Malgré la demande des avocats et des inculpés, malgré l’absence complète de preuves (le seul témoignage écrit est celui du policier blessé qui disait n’avoir reconnu personne et expliquait que les jets de pierre venant de l’arrière de la manifestation ne leur étaient pas imputables puisqu’ils étaient sur l’avant ) et malgré les dénégations des quatre inculpés, cette bande vidéo n’a jamais été présentée à quiconque et le procès s’est conclu par une peine de sursis de trois mois pour chacun alors même qu’aucun témoin n’avait été entendu et qu’aucune preuve n’existait.

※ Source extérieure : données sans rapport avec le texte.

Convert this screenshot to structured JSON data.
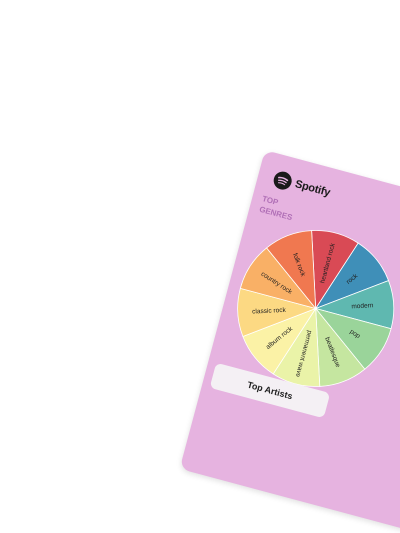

La conclusion de tout cela dépasse ce qu’un citoyen français peut imaginer : la condamnation sans preuve d’un innocent pour l’exemple, un traumatisme psychologique évident provoqué par une garde à vue visant prioritairement à faire d’un innocent un coupable à coup d’intimidation et de brimades de toutes sortes : autorisation d’aller aux toilettes plus d’une demie heure après la demande, nuit passée dans des conditions d’hygiène épouvantables , refus d’appeler les parents pour le choix de l’avocat, refus des policiers du commissariat de Reims alors que je me suis rendu sur place sur leur conseil, de me donner les informations sur les suites de la garde à vue jusqu’à la comparution immédiate après avoir soufflé le chaud et le froid et m’avoir donné des informations erronées ou contradictoires, refus du tribunal de prendre en compte l’absence de preuves et au final une condamnation avec sursis mettant directement en péril l’accès à la vie professionnelle de mon fils au terme de ses études.
J’espère que beaucoup de parents auront accès à cette information pour s’alarmer des conséquences désastreuses d’une politique sécuritaire et paranoïaque capables de briser la vie d’un jeune homme jusque là libre et heureux.
Georges B.
J’affirme avoir autant peur de la police que des criminels.
Il faut donner les moyens aux organes chargés de controler ces personnes qui ont tout les droits et en abuse.
Il faudrait des condamnations examplaires pour tous ces faux témoignages et accusations. Combiens d’"outrages et rebellions" ont été montés de toute piece. Combiens de passages à tabac à l’ombre des postes de police. C’est vraiment un scandale, la honte de la république francaise. La pression qu’on exerce sur eux n’excuse rien.
Pour moi la police ne vaut pas mieux que les milices de Vichy. Ne comptez pas sur moi pour venir en aide à un policier en détresse.
Un témoignage effrayant…
De nombreux autres articles sur la garde à vue se trouvent sur le site de Maître Eolas.
Le syndicat de la Magistrature a récemment sorti un guide que devrait apprendre tous les manifestants : http://www.guidedumanifestant.org/
Il comporte des points de droit très précis sur les gardes à vue.
Témoignage très intéressant et qui, effectivement, donne un bon exemple argumenté de ce qu’est une condamnation arbitraire.
Monsieur B., j’espère que vos propos auront tout l’écho qu’ils méritent. En général, les victimes de ce genre de faits s’appellent Ahmed, parlent en verlan et ont une casquette à l’envers (cf. Morano), et sont donc tout à fait inaudibles dans les médias.